I'd grab a bottle of water out of the fridge, read the label and go "nope".
 
I liked it when people would read the label on literally anything at the parts store, like a bottle of brake fluid and see "this product contains ingredients known to the state of California to cause cancer" and go "OH MY GOD THIS IS TERRIBLE! DO YOU HAVE SOMETHING SAFER?!"

I'd grab a bottle of water out of the fridge, read the label and go "nope".

???
 
I liked it when people would read the label on literally anything at the parts store, like a bottle of brake fluid and see "this product contains ingredients known to the state of California to cause cancer" and go "OH MY GOD THIS IS TERRIBLE! DO YOU HAVE SOMETHING SAFER?!"

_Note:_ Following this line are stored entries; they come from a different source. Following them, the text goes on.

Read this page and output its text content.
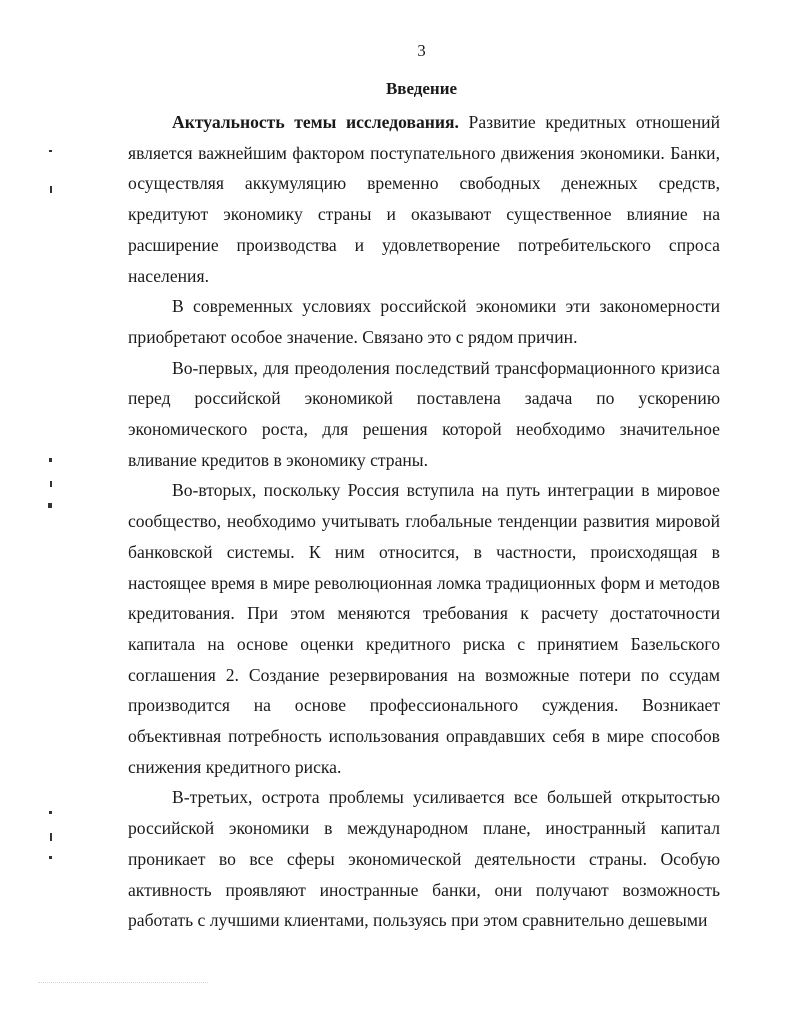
3
Введение

Актуальность темы исследования. Развитие кредитных отношений является важнейшим фактором поступательного движения экономики. Банки, осуществляя аккумуляцию временно свободных денежных средств, кредитуют экономику страны и оказывают существенное влияние на расширение производства и удовлетворение потребительского спроса населения.

В современных условиях российской экономики эти закономерности приобретают особое значение. Связано это с рядом причин.

Во-первых, для преодоления последствий трансформационного кризиса перед российской экономикой поставлена задача по ускорению экономического роста, для решения которой необходимо значительное вливание кредитов в экономику страны.

Во-вторых, поскольку Россия вступила на путь интеграции в мировое сообщество, необходимо учитывать глобальные тенденции развития мировой банковской системы. К ним относится, в частности, происходящая в настоящее время в мире революционная ломка традиционных форм и методов кредитования. При этом меняются требования к расчету достаточности капитала на основе оценки кредитного риска с принятием Базельского соглашения 2. Создание резервирования на возможные потери по ссудам производится на основе профессионального суждения. Возникает объективная потребность использования оправдавших себя в мире способов снижения кредитного риска.

В-третьих, острота проблемы усиливается все большей открытостью российской экономики в международном плане, иностранный капитал проникает во все сферы экономической деятельности страны. Особую активность проявляют иностранные банки, они получают возможность работать с лучшими клиентами, пользуясь при этом сравнительно дешевыми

I'd grab a bottle of water out of the fridge, read the label and go "nope".
What you can tell them (if your not in Ca.) is that you have to be in California to get the cancer mentioned. If your in any of the other 49 states, you'll be OK.
With all the stuff that state finds in products that causes "something", I'm surprised anyone is still alive in that state!!!
:buttkick:
Grumpaw
 
Would it really be that hard for the threadlocker companies to just make the containers the same color as the actual threadlocking compound? I mean COME ON!



Instead, they just sit there like:



giphy.gif
 
If you're too dumb to read the word RED or BLUE you deserve to have your nuts fall off.
 
Bouncy Bouncy Bouncy !!!:icon_bounceblue::icon_bounceblue::icon_bounceblue:
That also may be one of the side effects from some of that California stuff.
Grumpaw
 
Last edited:
If you're too dumb to read the word RED or BLUE you deserve to have your nuts fall off.
Well ok, we have to read. But they put instructions on shampoo too. Because at some point some dumbass tried putting it on their french toast. Still doesn't excuse them from using the opposite color. I mean use white on both, I can live with that.
 
Well ok, we have to read. But they put instructions on shampoo too. Because at some point some dumbass tried putting it on their french toast. Still doesn't excuse them from using the opposite color. I mean use white on both, I can live with that.
I see your from Cal. So, which one will give you cancer? The shampoo or the french toast? Or is it the combination of the two?
;missingteeth;
Grumpaw
 
I see your from Cal. So, which one will give you cancer? The shampoo or the french toast? Or is it the combination of the two?
;missingteeth;
Grumpaw
The only cancer I see in this state is all the liberal policies that are destroying it. I won't even think of going close to San Francisco anymore.